Auch wenn Tanja Gönner (CDU, Ministerin für Umwelt, Naturschutz und Verkehr) seit gestern der Bevölkerung weismachen möchte, dass ab sofort ein Abrissstopp für den Südflügel verhängt wird, der aktuell ja sowieso nicht in diesem Jahr abgerissen werden soll, so bleibt Stefan Mappus (CDU), der momentan noch amtierende Ministerpräsident von Baden-Württemberg, doch bei seinem Scheinangebot der Diskussion mit den Bürgern – nicht ohne darauf hinzuweisen, dass das Projekt Stuttgart 21 auf jeden Fall durchgeführt wird. Punkt. Basta. Aus und Amen.

Inzwischen wurde von den Projektgegnern die Möglichkeit der vorzeitigen Auflösung des Landtages geprüft, zumal sich heute auch ein Verfassungsrechtsgutachter negativ über eine Volksabstimmung zum strittigen Bauprojekt geäußert hat. So scheint als letzter Trumpf im Ärmel nur noch der Weg über eine Auflösung des Landtages zur Debatte zu stehen. Eine schöne Gebrauchsanleitung dafür habe ich unter folgendem Link gefunden:

Hintergrund: Fahrplan für mögliche Auflösung des Landtags (Allgemeine Zeitung, 05.10.2010)
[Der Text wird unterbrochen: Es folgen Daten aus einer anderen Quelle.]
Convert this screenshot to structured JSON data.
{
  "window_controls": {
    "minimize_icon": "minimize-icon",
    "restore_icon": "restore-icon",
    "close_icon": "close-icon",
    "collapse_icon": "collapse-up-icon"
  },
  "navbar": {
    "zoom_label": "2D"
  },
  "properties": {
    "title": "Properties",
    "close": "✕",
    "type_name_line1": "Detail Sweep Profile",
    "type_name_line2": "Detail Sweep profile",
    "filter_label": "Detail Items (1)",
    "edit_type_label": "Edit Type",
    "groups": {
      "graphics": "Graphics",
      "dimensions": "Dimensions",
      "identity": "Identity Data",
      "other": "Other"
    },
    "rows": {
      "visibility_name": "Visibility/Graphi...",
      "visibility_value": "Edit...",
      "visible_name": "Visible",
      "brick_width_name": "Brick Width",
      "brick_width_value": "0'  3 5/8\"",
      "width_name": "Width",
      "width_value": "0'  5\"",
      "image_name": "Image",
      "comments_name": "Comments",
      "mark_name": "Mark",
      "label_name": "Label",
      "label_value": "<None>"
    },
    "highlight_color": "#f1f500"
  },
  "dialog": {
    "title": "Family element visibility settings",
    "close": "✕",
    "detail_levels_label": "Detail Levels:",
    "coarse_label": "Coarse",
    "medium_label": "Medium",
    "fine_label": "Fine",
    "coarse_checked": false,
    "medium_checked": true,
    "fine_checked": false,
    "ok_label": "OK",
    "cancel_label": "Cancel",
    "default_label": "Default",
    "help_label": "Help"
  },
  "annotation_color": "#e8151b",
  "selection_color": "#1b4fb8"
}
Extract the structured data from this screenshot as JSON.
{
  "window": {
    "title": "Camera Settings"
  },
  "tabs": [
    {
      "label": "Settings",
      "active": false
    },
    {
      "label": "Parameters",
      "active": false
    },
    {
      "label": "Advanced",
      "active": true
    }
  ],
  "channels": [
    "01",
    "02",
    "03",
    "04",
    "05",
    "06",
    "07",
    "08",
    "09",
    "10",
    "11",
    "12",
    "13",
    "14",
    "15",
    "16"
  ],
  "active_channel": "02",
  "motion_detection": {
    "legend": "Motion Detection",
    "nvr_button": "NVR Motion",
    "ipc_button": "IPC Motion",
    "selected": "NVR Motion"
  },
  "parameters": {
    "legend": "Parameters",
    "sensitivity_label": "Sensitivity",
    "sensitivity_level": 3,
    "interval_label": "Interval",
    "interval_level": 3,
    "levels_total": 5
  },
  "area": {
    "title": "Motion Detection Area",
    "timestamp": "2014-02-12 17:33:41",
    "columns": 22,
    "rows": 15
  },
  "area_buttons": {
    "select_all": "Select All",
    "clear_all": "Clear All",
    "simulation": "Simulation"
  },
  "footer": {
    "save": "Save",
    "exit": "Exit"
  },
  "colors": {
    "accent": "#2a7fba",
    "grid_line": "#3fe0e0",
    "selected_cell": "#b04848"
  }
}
Eine Liste für die zu sammelnden 10.000 Unterschriften existiert wohl schon und kann morgen bei der großen Anti-Atomkraft-Demo unterschrieben werden. Treffpunkt ist 17:00 h auf dem Schlossplatz, von 17:30 h bis 18:15 h soll der Landtag umzingelt werden. Da wird auch irgendwo ein Stand zu finden sein, der die Listen zur Unterschriftensammlung auslegt.